Excerpt: James Carville's '40 More Years'
Read a chapter from Carville's book on the future of American politics.
May 4, 2009 — -- When President Barack Obama took office in January, Democratic pundit James Carville saw the end of Republican domination in Washington.
In his new book "40 More Years: How the Democrats Will Rule the Next Generation," Carville criticizes the "disastrous" Bush presidency, praises Obama's victory and shares his vision of a very blue future in American politics.
Read an excerpt of the book below and then check out the "GMA" Library for more good reads.
When historians or scientists look back over huge cataclysmic events, they generally find some harbinger that went unnoticed at the time.
There's always a warning.
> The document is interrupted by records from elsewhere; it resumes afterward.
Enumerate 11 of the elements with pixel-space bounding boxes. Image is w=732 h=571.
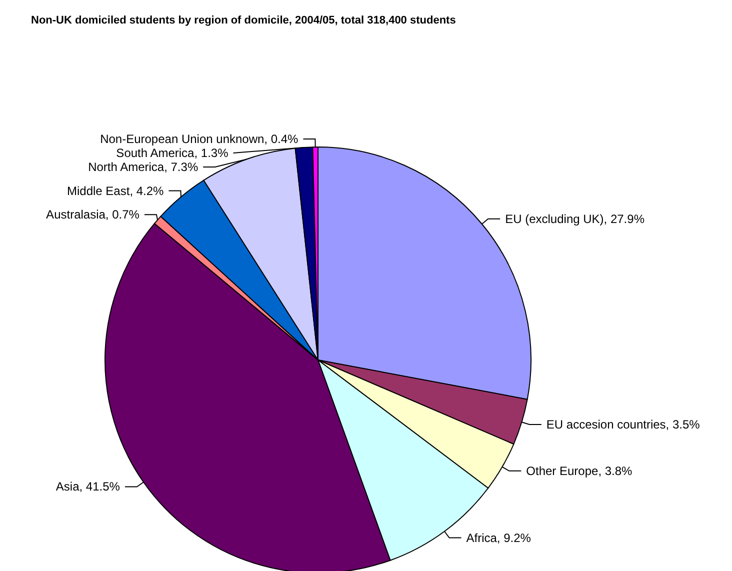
chart-title: Non-UK domiciled students by region of domicile, 2004/05, total 318,400 students: [31, 14, 456, 26]
slice-label: Other Europe, 3.8%: [526, 464, 633, 478]
slice-label: EU accesion countries, 3.5%: [546, 417, 700, 432]
slice-label: EU (excluding UK), 27.9%: [505, 212, 645, 226]
slice-label: Middle East, 4.2%: [67, 184, 164, 198]
slice-label: Africa, 9.2%: [466, 530, 532, 545]
slice-label: Asia, 41.5%: [56, 480, 120, 494]
slice-label: North America, 7.3%: [88, 160, 198, 174]
slice-label: South America, 1.3%: [116, 146, 229, 160]
slice-label: Non-European Union unknown, 0.4%: [100, 132, 299, 146]
slice-label: Australasia, 0.7%: [46, 208, 140, 222]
If you're a chaos theorist, it's the flapping of the proverbial butterfly's wings in New York that caused a tsunami in Hong Kong. A meteorologist might think of it in terms of a category five hurricane that began as a low-pressure area off the Cape Verde Islands on the African coast. Historians remember the assassination of the Archduke Ferdinand as the spark for World War I.
When future historians begin to examine the absolutely disastrous events during the term of President Bush, from massive incompetence to blatant falsehoods and the trampling of the Constitution to the savaging of the good name of the United States around the world, they will look for one of these events.
The stealing of the election of 2000 in Florida is going to be a leading qualifier. But it isn't the one to focus on, for several reasons. (After all, there's really nothing that unusual in people resorting to the courts to try to win an election that they didn't win in the first place.)
Two events occurred within a sixty-day time frame that really set the stage for the current state of America and, more to the point, the sorry state of the Republican Party. The first was a memo written by Matthew Dowd in late November or early December of 2000. At the time, it probably escaped the majority of Republicans' notice, and it was certainly well under the Democratic and national radar.
The exact content and evidence he used is largely unknown. I certainly don't know what exactly was in it, and I don't know of anyone who'd let me borrow a copy as I was writing this book. The best authority on the content of the Matthew Dowd memo that I know of is Thomas Edsall, who wrote about it in Building Red America. Here's Edsall's summary of the momentous memo that sealed the fate of the Republicans in 2008 and beyond:
Dowd analyzed poll data and found that the percentage of voters who could be classified as genuinely "swing" or persuadable voters had shrunk from roughly 24 percent of the electorate, to 6 percent or less. This meant that developing governing and election strategies geared at building up turnout among base votes became much more important than developing governing and election strategies designed to appeal to swing, or middle-of-the-road, voters. Persuading a non-voting conservative, a regular listener to Rush Limbaugh, or a hunter determined to protect gun rights to register and get to the polls became much more important and more cost effective than going after the voter who is having trouble making up his mind as to which candidate to vote for. The result was the adoption of policies designed to please the base (tax cuts for the wealthy, restricting abortion, appointing very conservative judges, opposition to stem cell research) that ran counter to Bush's 2000 claim to be a "uniter, not a divider."